Lombokvibes.com, Mataram – PT. Narmada Awet Muda tak lagi dipanggil sekadar karena kualitas air kemasan atau capaian pasar. Gubernur NTB, Lalu Muhamad Iqbal, memberi tantangan yang lebih besar, yaitu turun langsung ke desa-desa miskin, ikut urun tenaga, bukan hanya urun profit.
Pertemuan antara Miq Iqbal dan Direktur PT. Narmada, Pengky Yupiter, Kamis (24/7/2025) tak sekadar membahas aturan air galon isi ulang. Ini adalah panggilan keterlibatan.
“Kita ingin tahu, siapa yang jadi sumber masalah—depot isi ulang atau justru distributor air bermerek?” ujar Iqbal, merespons polemik penggunaan galon berlabel.

Namun, pembahasan melebar ke sesuatu yang lebih esensial, peran Narmada dalam program Desa Berdaya. Program ini dibuat untuk mengangkat desa-desa dengan tingkat kemiskinan ekstrem, bukan lewat bantuan searah, tapi kolaborasi menyeluruh antara pemerintah, masyarakat, dan perusahaan.
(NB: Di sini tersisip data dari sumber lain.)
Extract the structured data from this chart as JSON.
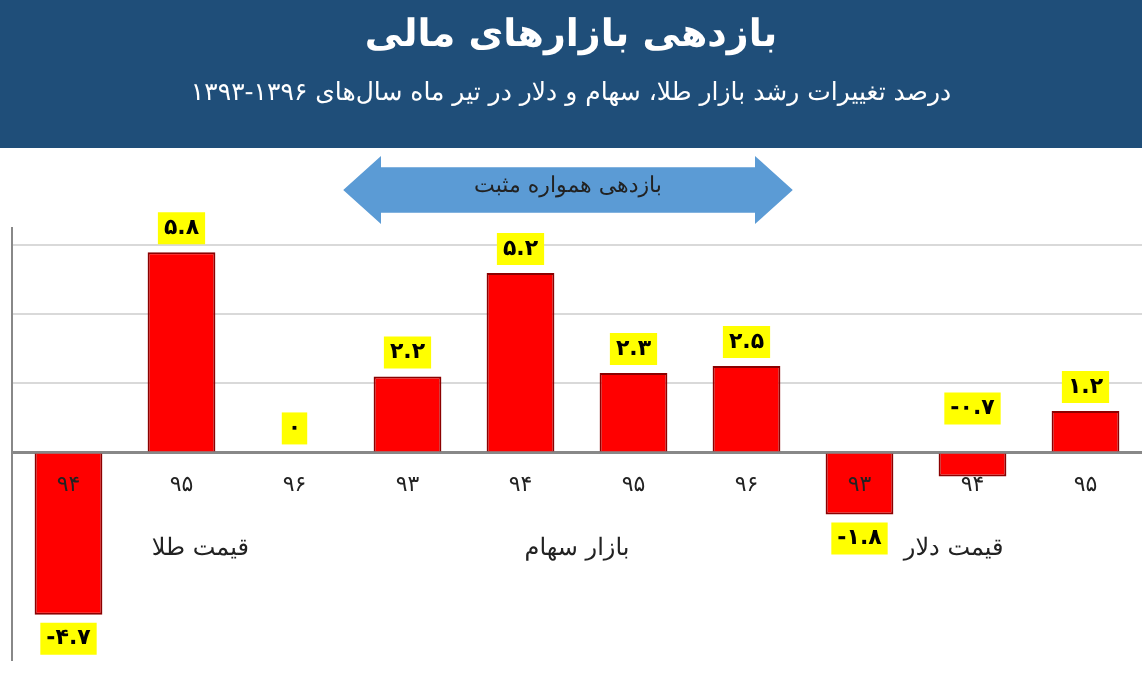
{
  "chart_data": {
    "type": "bar",
    "title": "بازدهی بازارهای مالی",
    "subtitle": "درصد تغییرات رشد بازار طلا، سهام و دلار در تیر ماه سال‌های ۱۳۹۶-۱۳۹۳",
    "categories": [
      "۹۴",
      "۹۵",
      "۹۶",
      "۹۳",
      "۹۴",
      "۹۵",
      "۹۶",
      "۹۳",
      "۹۴",
      "۹۵"
    ],
    "values": [
      -4.7,
      5.8,
      0,
      2.2,
      5.2,
      2.3,
      2.5,
      -1.8,
      -0.7,
      1.2
    ],
    "value_labels": [
      "-۴.۷",
      "۵.۸",
      "۰",
      "۲.۲",
      "۵.۲",
      "۲.۳",
      "۲.۵",
      "-۱.۸",
      "-۰.۷",
      "۱.۲"
    ],
    "color": "#ff0000",
    "ylim": [
      -6,
      6.5
    ],
    "yticks": [
      {
        "value": 0,
        "label": null
      },
      {
        "value": 2,
        "label": null
      },
      {
        "value": 4,
        "label": null
      },
      {
        "value": 6,
        "label": null
      }
    ],
    "grid": "y",
    "legend": false,
    "annotations": [
      "قیمت طلا",
      "بازار سهام",
      "قیمت دلار",
      "بازدهی همواره مثبت"
    ]
  }
}
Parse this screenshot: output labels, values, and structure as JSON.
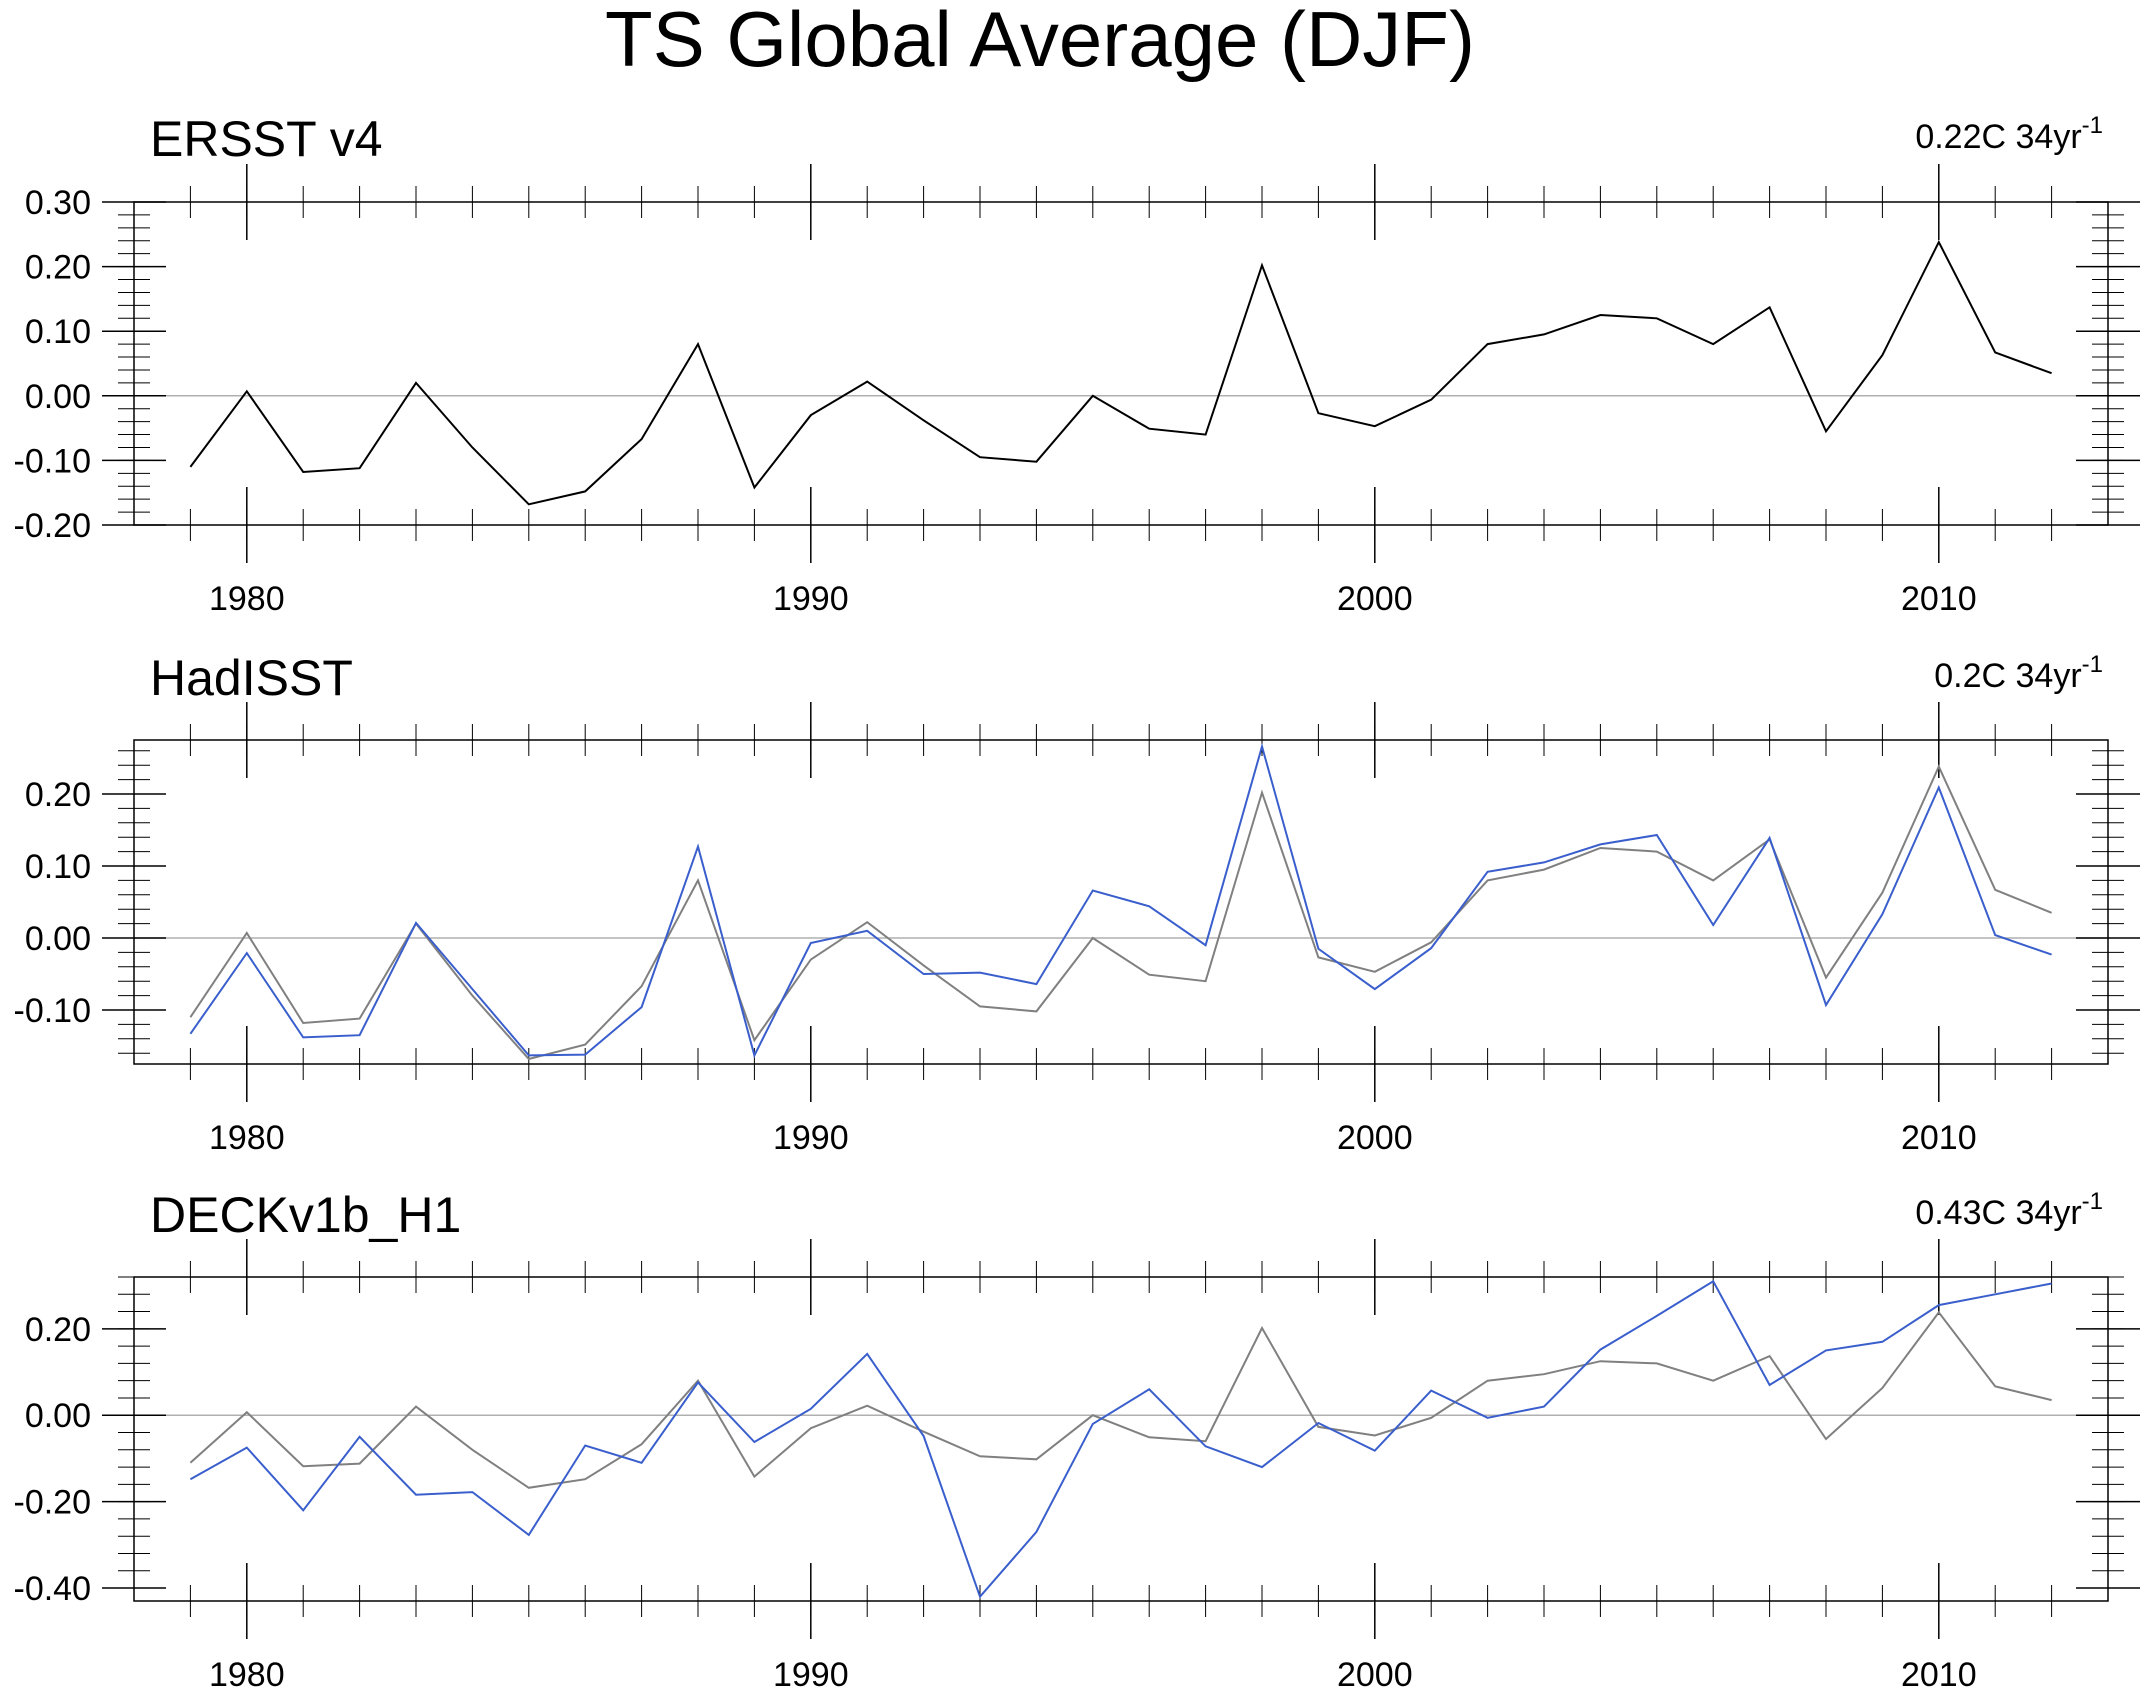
{
  "title": "TS Global Average (DJF)",
  "chart_data": [
    {
      "type": "line",
      "title": "ERSST v4",
      "trend": {
        "value": "0.22C 34yr",
        "sup": "-1"
      },
      "x": [
        1979,
        1980,
        1981,
        1982,
        1983,
        1984,
        1985,
        1986,
        1987,
        1988,
        1989,
        1990,
        1991,
        1992,
        1993,
        1994,
        1995,
        1996,
        1997,
        1998,
        1999,
        2000,
        2001,
        2002,
        2003,
        2004,
        2005,
        2006,
        2007,
        2008,
        2009,
        2010,
        2011,
        2012
      ],
      "xlim": [
        1978,
        2013
      ],
      "ylim": [
        -0.2,
        0.3
      ],
      "xticks": [
        1980,
        1990,
        2000,
        2010
      ],
      "xtick_labels": [
        "1980",
        "1990",
        "2000",
        "2010"
      ],
      "yticks": [
        -0.2,
        -0.1,
        0.0,
        0.1,
        0.2,
        0.3
      ],
      "ytick_labels": [
        "-0.20",
        "-0.10",
        "0.00",
        "0.10",
        "0.20",
        "0.30"
      ],
      "yminor_step": 0.02,
      "series": [
        {
          "name": "ERSST v4",
          "color": "#000000",
          "values": [
            -0.11,
            0.007,
            -0.118,
            -0.112,
            0.02,
            -0.08,
            -0.168,
            -0.148,
            -0.067,
            0.08,
            -0.142,
            -0.03,
            0.022,
            -0.038,
            -0.095,
            -0.102,
            0.0,
            -0.051,
            -0.06,
            0.202,
            -0.027,
            -0.047,
            -0.006,
            0.08,
            0.095,
            0.125,
            0.12,
            0.08,
            0.137,
            -0.055,
            0.063,
            0.238,
            0.067,
            0.035
          ]
        }
      ]
    },
    {
      "type": "line",
      "title": "HadISST",
      "trend": {
        "value": "0.2C 34yr",
        "sup": "-1"
      },
      "x": [
        1979,
        1980,
        1981,
        1982,
        1983,
        1984,
        1985,
        1986,
        1987,
        1988,
        1989,
        1990,
        1991,
        1992,
        1993,
        1994,
        1995,
        1996,
        1997,
        1998,
        1999,
        2000,
        2001,
        2002,
        2003,
        2004,
        2005,
        2006,
        2007,
        2008,
        2009,
        2010,
        2011,
        2012
      ],
      "xlim": [
        1978,
        2013
      ],
      "ylim": [
        -0.175,
        0.275
      ],
      "xticks": [
        1980,
        1990,
        2000,
        2010
      ],
      "xtick_labels": [
        "1980",
        "1990",
        "2000",
        "2010"
      ],
      "yticks": [
        -0.1,
        0.0,
        0.1,
        0.2
      ],
      "ytick_labels": [
        "-0.10",
        "0.00",
        "0.10",
        "0.20"
      ],
      "yminor_step": 0.02,
      "series": [
        {
          "name": "ERSST v4",
          "color": "#808080",
          "values": [
            -0.11,
            0.007,
            -0.118,
            -0.112,
            0.02,
            -0.08,
            -0.168,
            -0.148,
            -0.067,
            0.08,
            -0.142,
            -0.03,
            0.022,
            -0.038,
            -0.095,
            -0.102,
            0.0,
            -0.051,
            -0.06,
            0.202,
            -0.027,
            -0.047,
            -0.006,
            0.08,
            0.095,
            0.125,
            0.12,
            0.08,
            0.137,
            -0.055,
            0.063,
            0.238,
            0.067,
            0.035
          ]
        },
        {
          "name": "HadISST",
          "color": "#3a5fcd",
          "values": [
            -0.133,
            -0.021,
            -0.138,
            -0.135,
            0.021,
            -0.071,
            -0.163,
            -0.162,
            -0.096,
            0.127,
            -0.163,
            -0.007,
            0.01,
            -0.05,
            -0.048,
            -0.064,
            0.066,
            0.044,
            -0.01,
            0.266,
            -0.015,
            -0.071,
            -0.014,
            0.092,
            0.105,
            0.13,
            0.143,
            0.018,
            0.139,
            -0.093,
            0.033,
            0.209,
            0.004,
            -0.023
          ]
        }
      ]
    },
    {
      "type": "line",
      "title": "DECKv1b_H1",
      "trend": {
        "value": "0.43C 34yr",
        "sup": "-1"
      },
      "x": [
        1979,
        1980,
        1981,
        1982,
        1983,
        1984,
        1985,
        1986,
        1987,
        1988,
        1989,
        1990,
        1991,
        1992,
        1993,
        1994,
        1995,
        1996,
        1997,
        1998,
        1999,
        2000,
        2001,
        2002,
        2003,
        2004,
        2005,
        2006,
        2007,
        2008,
        2009,
        2010,
        2011,
        2012
      ],
      "xlim": [
        1978,
        2013
      ],
      "ylim": [
        -0.43,
        0.32
      ],
      "xticks": [
        1980,
        1990,
        2000,
        2010
      ],
      "xtick_labels": [
        "1980",
        "1990",
        "2000",
        "2010"
      ],
      "yticks": [
        -0.4,
        -0.2,
        0.0,
        0.2
      ],
      "ytick_labels": [
        "-0.40",
        "-0.20",
        "0.00",
        "0.20"
      ],
      "yminor_step": 0.04,
      "series": [
        {
          "name": "ERSST v4",
          "color": "#808080",
          "values": [
            -0.11,
            0.007,
            -0.118,
            -0.112,
            0.02,
            -0.08,
            -0.168,
            -0.148,
            -0.067,
            0.08,
            -0.142,
            -0.03,
            0.022,
            -0.038,
            -0.095,
            -0.102,
            0.0,
            -0.051,
            -0.06,
            0.202,
            -0.027,
            -0.047,
            -0.006,
            0.08,
            0.095,
            0.125,
            0.12,
            0.08,
            0.137,
            -0.055,
            0.063,
            0.238,
            0.067,
            0.035
          ]
        },
        {
          "name": "DECKv1b_H1",
          "color": "#3a5fcd",
          "values": [
            -0.148,
            -0.075,
            -0.22,
            -0.05,
            -0.184,
            -0.178,
            -0.277,
            -0.07,
            -0.11,
            0.076,
            -0.062,
            0.015,
            0.142,
            -0.048,
            -0.42,
            -0.27,
            -0.02,
            0.06,
            -0.072,
            -0.12,
            -0.018,
            -0.082,
            0.057,
            -0.006,
            0.02,
            0.152,
            0.23,
            0.31,
            0.07,
            0.15,
            0.17,
            0.255,
            0.28,
            0.305
          ]
        }
      ]
    }
  ]
}
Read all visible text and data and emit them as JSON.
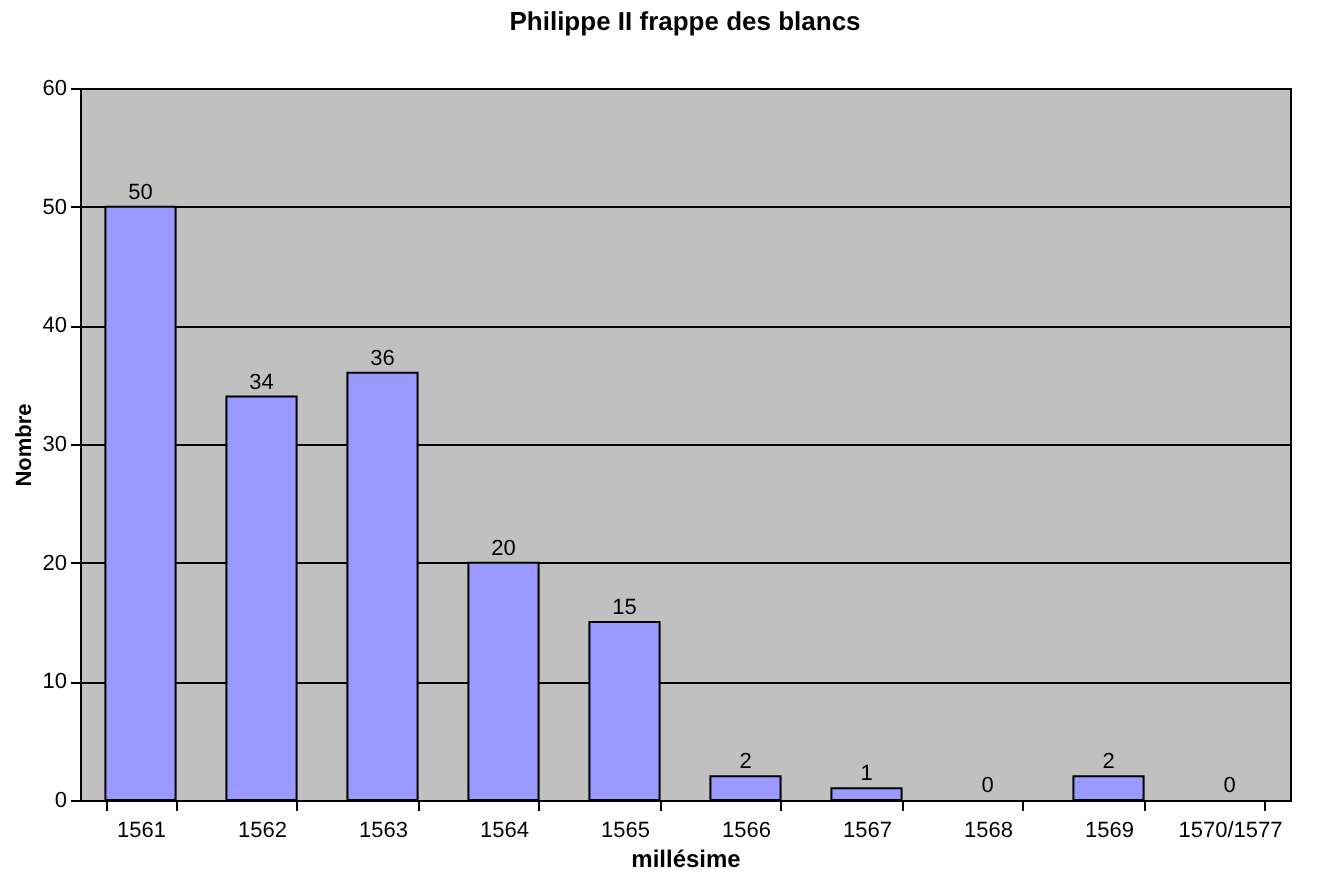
{
  "chart_data": {
    "type": "bar",
    "title": "Philippe II frappe des blancs",
    "xlabel": "millésime",
    "ylabel": "Nombre",
    "categories": [
      "1561",
      "1562",
      "1563",
      "1564",
      "1565",
      "1566",
      "1567",
      "1568",
      "1569",
      "1570/1577"
    ],
    "values": [
      50,
      34,
      36,
      20,
      15,
      2,
      1,
      0,
      2,
      0
    ],
    "color": "#9999ff",
    "ylim": [
      0,
      60
    ],
    "yticks": [
      0,
      10,
      20,
      30,
      40,
      50,
      60
    ],
    "grid": "y",
    "data_labels": true
  }
}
Gubernur NTB ingin PT. Narmada tidak berhenti di urusan air minum, melainkan ikut menjaga mata air, mengelola sampah plastik, hingga menanam pohon di hutan. Semua itu adalah bentuk tanggung jawab yang sejalan dengan bisnis inti perusahaan.
“Saya harap CSR-nya bisa menyentuh langsung kebutuhan desa. Sampah, air, dan hutan itu habitat bisnis kalian. Jangan cuma jual air, bantu juga orang-orang yang tinggal dekat sumbernya,” tegas Miq Iqbal.
Menanggapi itu, Pengky Yupiter menyambut positif ajakan tersebut. Ia mengungkapkan bahwa Narmada tengah membangun pabrik ketiga di Kecamatan Lingsar, Lombok Barat, yang fokus pada daur ulang plastik bekas air kemasan. Menurutnya, ini bukan hanya strategi bisnis, tapi bentuk kesadaran perusahaan terhadap dampak lingkungan.
Terkait regulasi galon isi ulang, Pengky menjelaskan bahwa perusahaan tidak melarang depot untuk beroperasi. Tapi ia menekankan pentingnya edukasi ke konsumen agar tidak lagi menggunakan galon bermerek yang sudah melebihi batas pemakaian.
“Kita sediakan galon alternatif. Bukan soal mematikan depot, tapi menyelamatkan kualitas dan keamanan,” jelasnya.